The potential value of the deal is remarkable, given that BCX-4208 is currently in Phase I trials and the project still carries a significant degree of risk. It reinforces suggestions that Big Pharma, facing reductions in R&D productivity, are having to pay increasingly large amounts to license in promising projects.
BCX-4208 is a purine nucleoside phosphorylase (PNP) inhibitor that can reduce T- cell activity. Roche has licensed rights to develop it for the prevention of acute rejection in transplantation and for the treatment of autoimmune diseases such as psoriasis.
"BioCryst's BCX-4208 is a promising addition to our pipeline," said Peter Hug, Roche's global head of pharma partnering. "As a new therapeutic agent with a novel mechanism of action, it has the potential to offer significant improvement in treatment for transplant recipients and patients suffering from autoimmune related diseases."

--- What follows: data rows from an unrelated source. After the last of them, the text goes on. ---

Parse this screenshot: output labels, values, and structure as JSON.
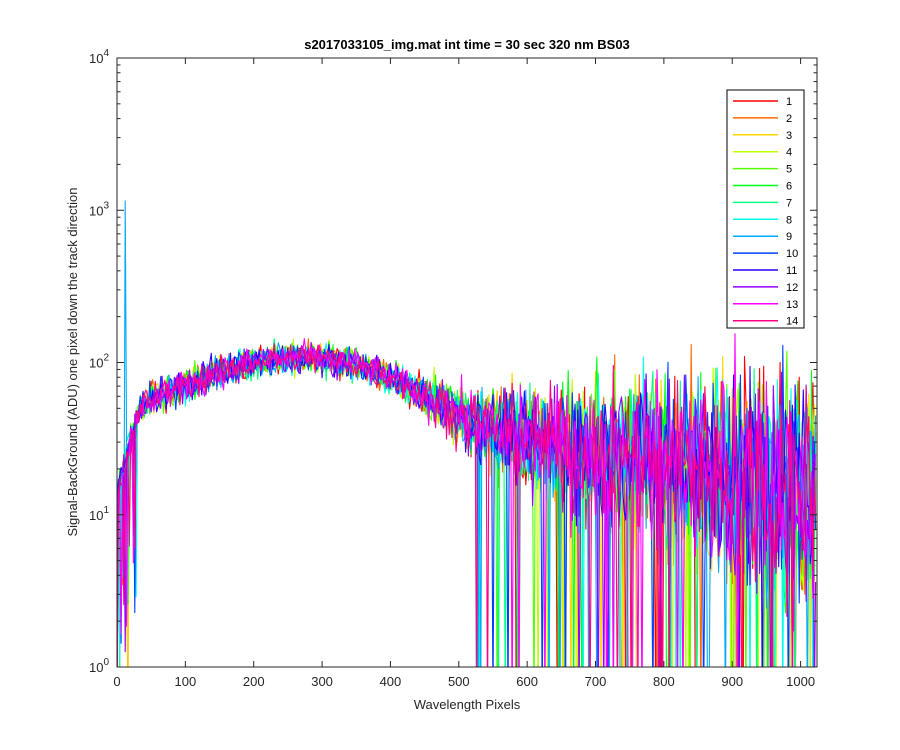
{
  "chart_data": {
    "type": "line",
    "title": "s2017033105_img.mat int time = 30 sec  320 nm BS03",
    "xlabel": "Wavelength Pixels",
    "ylabel": "Signal-BackGround (ADU) one pixel down the track direction",
    "xlim": [
      0,
      1024
    ],
    "ylim": [
      1,
      10000
    ],
    "yscale": "log",
    "x_ticks": [
      "0",
      "100",
      "200",
      "300",
      "400",
      "500",
      "600",
      "700",
      "800",
      "900",
      "1000"
    ],
    "y_ticks": [
      {
        "base": "10",
        "exp": "0"
      },
      {
        "base": "10",
        "exp": "1"
      },
      {
        "base": "10",
        "exp": "2"
      },
      {
        "base": "10",
        "exp": "3"
      },
      {
        "base": "10",
        "exp": "4"
      }
    ],
    "grid": false,
    "legend_position": "top-right",
    "envelope": {
      "x": [
        0,
        15,
        40,
        80,
        130,
        180,
        230,
        270,
        310,
        350,
        400,
        450,
        500,
        560,
        620,
        700,
        800,
        900,
        1023
      ],
      "y": [
        12,
        25,
        55,
        65,
        80,
        95,
        105,
        108,
        104,
        98,
        80,
        60,
        45,
        35,
        30,
        26,
        22,
        19,
        15
      ]
    },
    "annotations_spike": {
      "series": "9",
      "x": 13,
      "y": 1150
    },
    "series": [
      {
        "name": "1",
        "color": "#ff0000"
      },
      {
        "name": "2",
        "color": "#ff6a00"
      },
      {
        "name": "3",
        "color": "#ffd500"
      },
      {
        "name": "4",
        "color": "#bfff00"
      },
      {
        "name": "5",
        "color": "#55ff00"
      },
      {
        "name": "6",
        "color": "#00ff15"
      },
      {
        "name": "7",
        "color": "#00ff80"
      },
      {
        "name": "8",
        "color": "#00ffea"
      },
      {
        "name": "9",
        "color": "#00aaff"
      },
      {
        "name": "10",
        "color": "#0040ff"
      },
      {
        "name": "11",
        "color": "#2a00ff"
      },
      {
        "name": "12",
        "color": "#9500ff"
      },
      {
        "name": "13",
        "color": "#ff00ff"
      },
      {
        "name": "14",
        "color": "#ff0080"
      }
    ]
  }
}
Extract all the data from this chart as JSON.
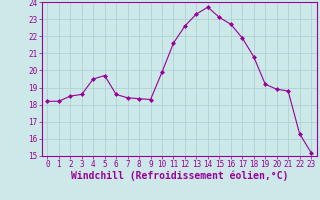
{
  "x": [
    0,
    1,
    2,
    3,
    4,
    5,
    6,
    7,
    8,
    9,
    10,
    11,
    12,
    13,
    14,
    15,
    16,
    17,
    18,
    19,
    20,
    21,
    22,
    23
  ],
  "y": [
    18.2,
    18.2,
    18.5,
    18.6,
    19.5,
    19.7,
    18.6,
    18.4,
    18.35,
    18.3,
    19.9,
    21.6,
    22.6,
    23.3,
    23.7,
    23.1,
    22.7,
    21.9,
    20.8,
    19.2,
    18.9,
    18.8,
    16.3,
    15.2
  ],
  "line_color": "#990099",
  "marker": "D",
  "marker_size": 2.0,
  "bg_color": "#cce8e8",
  "grid_color": "#aacece",
  "xlabel": "Windchill (Refroidissement éolien,°C)",
  "xlabel_color": "#990099",
  "ylim": [
    15,
    24
  ],
  "xlim_min": -0.5,
  "xlim_max": 23.5,
  "yticks": [
    15,
    16,
    17,
    18,
    19,
    20,
    21,
    22,
    23,
    24
  ],
  "xticks": [
    0,
    1,
    2,
    3,
    4,
    5,
    6,
    7,
    8,
    9,
    10,
    11,
    12,
    13,
    14,
    15,
    16,
    17,
    18,
    19,
    20,
    21,
    22,
    23
  ],
  "tick_color": "#990099",
  "tick_fontsize": 5.5,
  "xlabel_fontsize": 7.0,
  "spine_color": "#990099"
}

In addition to the $25 million up-front payment Roche will provide BioCryst with $5 million for supply of material during the first two years of the collaboration. The news caused a 37.5% hike in BioCryst’s Nasdaq-listed shares to $16.24.
Future event payments could reach $530 million in addition to royalties on product sales of BCX-4208, said Roche. For five years, Roche will have a right of first negotiation on existing back-up PNP inhibitors in transplant rejection or autoimmune diseases. BioCryst retains the right to co-promote BCX-4208 in the USA for several indications.
BioCryst also hangs on to Fodosine (BCX-1777), a PNP inhibitor already in Phase II for T cell malignancies such as leukaemias and lymphomas. An oral formulation of this drug is in Phase I testing.
This is the second major development at BioCryst in recent weeks. The company saw another hike in its shares in October when it announced it was restarting testing of peramivir, a neuraminidase inhibitor that could be effective in treating avian flu.
BioCryst has started testing injectable formulations of the drug, which should bypass the oral bioavailability issues that led the firm to shelve the project two years ago.